There are plenty of other Andy Reid disciples littered around for owner Jeffrey Lurie to pluck (insiders from NFL Network and beyond are already touting Reid’s quarterbacks coach and passing-game coordinator Mike Kafka for the job), hoping to somehow make amends for letting go of the man himself. And maybe that’s where this whole ship is eventually headed. This is a cold-blooded business after all, but one with its hilarious quirks.
If Philadelphia plans on pivoting to a wide-open search, it may be disappointed in the overall enthusiasm of the available talent pool. There are now seven head coaching vacancies and, under more harmonious circumstances, the Eagles would still not rank among the top destinations for a promising young head coach, given the crumbling status of their rapidly aging and expensive roster.
Add in the fact that the new person in charge will have to deal with a disillusioned locker room still reeling from a blatant end-of-season tank job, a simmering quarterback controversy, an untradable and unhappy face of the franchise, a front office reportedly fond of bullying its play-callers around and the fact that not even a Super Bowl title buys you one singular season of missing the playoffs, and this might have “stopgap solution” written all over it. Only the meltdown in Houston seems like a less inviting offer.
You’ve seen these kinds of hires before around the NFL. When teams can’t get their guy, they acquire a guy who will, essentially, fill the role’s bare minimum of wandering the sidelines in league-approved khaki pants and answering questions about various successes and failures while the people who actually control the team are busy knocking the roster and salary cap down into something appealing for a talented coaching prospect. At $4 million plus per year, it’s really not as bad of a gig as it sounds.
This is not to say that Pederson was perfect. Outside of the “Fearless” mythos of that 2017 run to the Super Bowl, when the Eagles were on the cutting edge of an offensive evolution that defenses were not well-equipped to slow down, Philadelphia’s offense was entirely pedestrian (or worse!). The Eagles’ expected points added per play rankings outside of the Super Bowl season were 19th, 13th, 16th and 29th, in chronological order. It’s hard not to view the loss of collaborative partners like Frank Reich and John DeFillipo as part of the reason the operation ultimately soured.
That said, the optics of letting him go without first giving him a real chance to alter the team’s offensive philosophy and see what the locker room is like once he manages to jettison the loud, unhappy quarterback leaking his displeasure through the national media, will be troubling for a prospective head coach to digest.
The reality of the coaching cycle now is similar to the reality in politics. It is no longer about years of dedicated service and more about how many television cameras you can affix your mug in front of to assure everyone that you and only you can fix the problem. As an example, take a good look at where the star-studded search in Jacksonville is headed now that the Jaguars finally have a quarterback wunderkind on deck and some cap space.

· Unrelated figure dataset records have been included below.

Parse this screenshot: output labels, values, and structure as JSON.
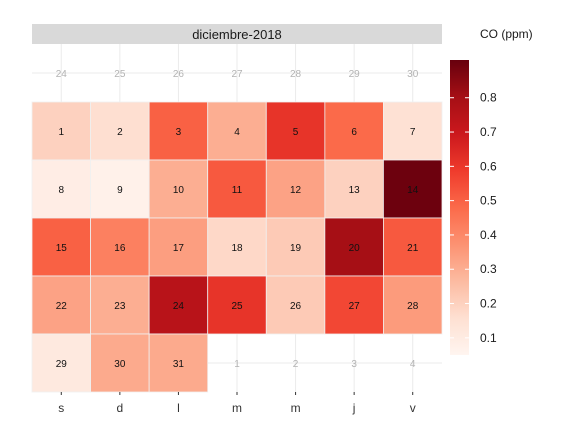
{
  "chart_data": {
    "type": "heatmap",
    "title": "diciembre-2018",
    "weekday_labels": [
      "s",
      "d",
      "l",
      "m",
      "m",
      "j",
      "v"
    ],
    "legend_title": "CO (ppm)",
    "legend_ticks": [
      0.1,
      0.2,
      0.3,
      0.4,
      0.5,
      0.6,
      0.7,
      0.8
    ],
    "value_range": [
      0.05,
      0.91
    ],
    "color_scale": [
      "#fff5f0",
      "#fee0d2",
      "#fcbba1",
      "#fc9272",
      "#fb6a4a",
      "#ef3b2c",
      "#cb181d",
      "#a50f15",
      "#67000d"
    ],
    "grid": [
      [
        {
          "day": "24",
          "value": null
        },
        {
          "day": "25",
          "value": null
        },
        {
          "day": "26",
          "value": null
        },
        {
          "day": "27",
          "value": null
        },
        {
          "day": "28",
          "value": null
        },
        {
          "day": "29",
          "value": null
        },
        {
          "day": "30",
          "value": null
        }
      ],
      [
        {
          "day": "1",
          "value": 0.2
        },
        {
          "day": "2",
          "value": 0.16
        },
        {
          "day": "3",
          "value": 0.5
        },
        {
          "day": "4",
          "value": 0.3
        },
        {
          "day": "5",
          "value": 0.61
        },
        {
          "day": "6",
          "value": 0.48
        },
        {
          "day": "7",
          "value": 0.15
        }
      ],
      [
        {
          "day": "8",
          "value": 0.09
        },
        {
          "day": "9",
          "value": 0.07
        },
        {
          "day": "10",
          "value": 0.3
        },
        {
          "day": "11",
          "value": 0.52
        },
        {
          "day": "12",
          "value": 0.33
        },
        {
          "day": "13",
          "value": 0.2
        },
        {
          "day": "14",
          "value": 0.9
        }
      ],
      [
        {
          "day": "15",
          "value": 0.5
        },
        {
          "day": "16",
          "value": 0.42
        },
        {
          "day": "17",
          "value": 0.34
        },
        {
          "day": "18",
          "value": 0.18
        },
        {
          "day": "19",
          "value": 0.22
        },
        {
          "day": "20",
          "value": 0.8
        },
        {
          "day": "21",
          "value": 0.52
        }
      ],
      [
        {
          "day": "22",
          "value": 0.33
        },
        {
          "day": "23",
          "value": 0.3
        },
        {
          "day": "24",
          "value": 0.75
        },
        {
          "day": "25",
          "value": 0.61
        },
        {
          "day": "26",
          "value": 0.22
        },
        {
          "day": "27",
          "value": 0.56
        },
        {
          "day": "28",
          "value": 0.35
        }
      ],
      [
        {
          "day": "29",
          "value": 0.11
        },
        {
          "day": "30",
          "value": 0.31
        },
        {
          "day": "31",
          "value": 0.31
        },
        {
          "day": "1",
          "value": null
        },
        {
          "day": "2",
          "value": null
        },
        {
          "day": "3",
          "value": null
        },
        {
          "day": "4",
          "value": null
        }
      ]
    ]
  }
}
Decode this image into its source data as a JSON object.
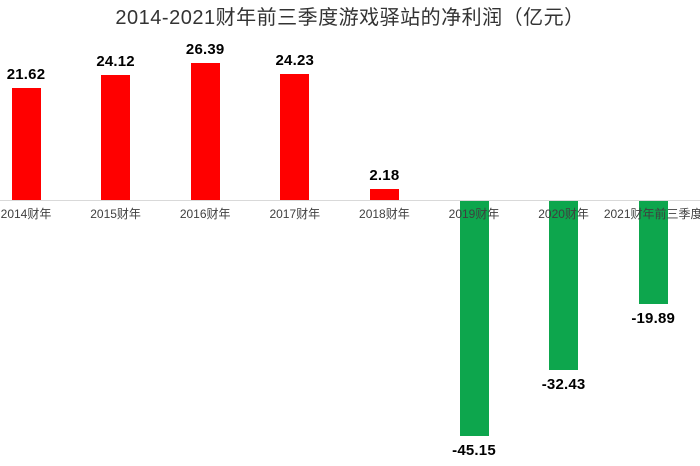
{
  "title": "2014-2021财年前三季度游戏驿站的净利润（亿元）",
  "chart_data": {
    "type": "bar",
    "title": "2014-2021财年前三季度游戏驿站的净利润（亿元）",
    "categories": [
      "2014财年",
      "2015财年",
      "2016财年",
      "2017财年",
      "2018财年",
      "2019财年",
      "2020财年",
      "2021财年前三季度"
    ],
    "values": [
      21.62,
      24.12,
      26.39,
      24.23,
      2.18,
      -45.15,
      -32.43,
      -19.89
    ],
    "value_labels": [
      "21.62",
      "24.12",
      "26.39",
      "24.23",
      "2.18",
      "-45.15",
      "-32.43",
      "-19.89"
    ],
    "xlabel": "",
    "ylabel": "",
    "ylim": [
      -50,
      30
    ],
    "grid": false,
    "legend": false,
    "baseline_value": 0,
    "colors": {
      "positive_bar": "#ff0000",
      "negative_bar": "#0da64d",
      "value_label": "#000000",
      "category_label": "#3f3f3f",
      "axis_line": "#d9d9d9",
      "title": "#333333",
      "background": "#ffffff"
    }
  }
}
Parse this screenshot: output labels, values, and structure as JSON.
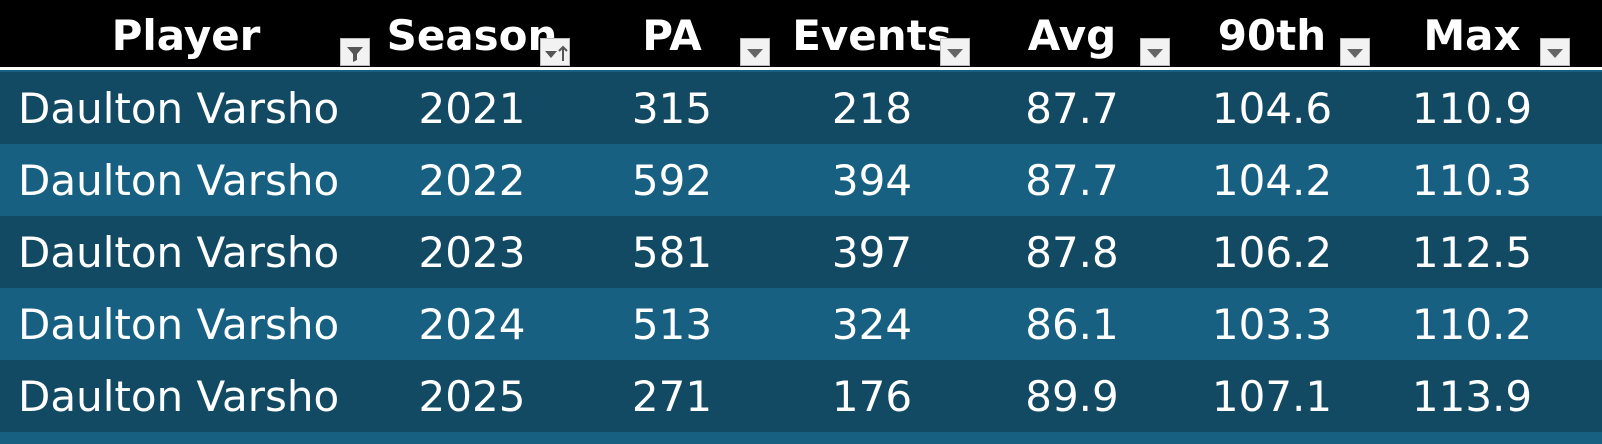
{
  "table": {
    "header": [
      "Player",
      "Season",
      "PA",
      "Events",
      "Avg",
      "90th",
      "Max"
    ],
    "rows": [
      [
        "Daulton Varsho",
        2021,
        315,
        218,
        87.7,
        104.6,
        110.9
      ],
      [
        "Daulton Varsho",
        2022,
        592,
        394,
        87.7,
        104.2,
        110.3
      ],
      [
        "Daulton Varsho",
        2023,
        581,
        397,
        87.8,
        106.2,
        112.5
      ],
      [
        "Daulton Varsho",
        2024,
        513,
        324,
        86.1,
        103.3,
        110.2
      ],
      [
        "Daulton Varsho",
        2025,
        271,
        176,
        89.9,
        107.1,
        113.9
      ]
    ]
  }
}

So actual good coaches and coordinators coming up through the ranks are more cautious than ever about leaving an amenable situation for what seems like utter chaos from the outside looking in, because it very well may be their only shot. Openings have to be as close to perfect as humanly possible. The roster has to be good. The salary cap has to be flexible. It boils down to coaches feeling like they aren’t wandering into an active buzz saw.
How much of that can we say about the Eagles right now?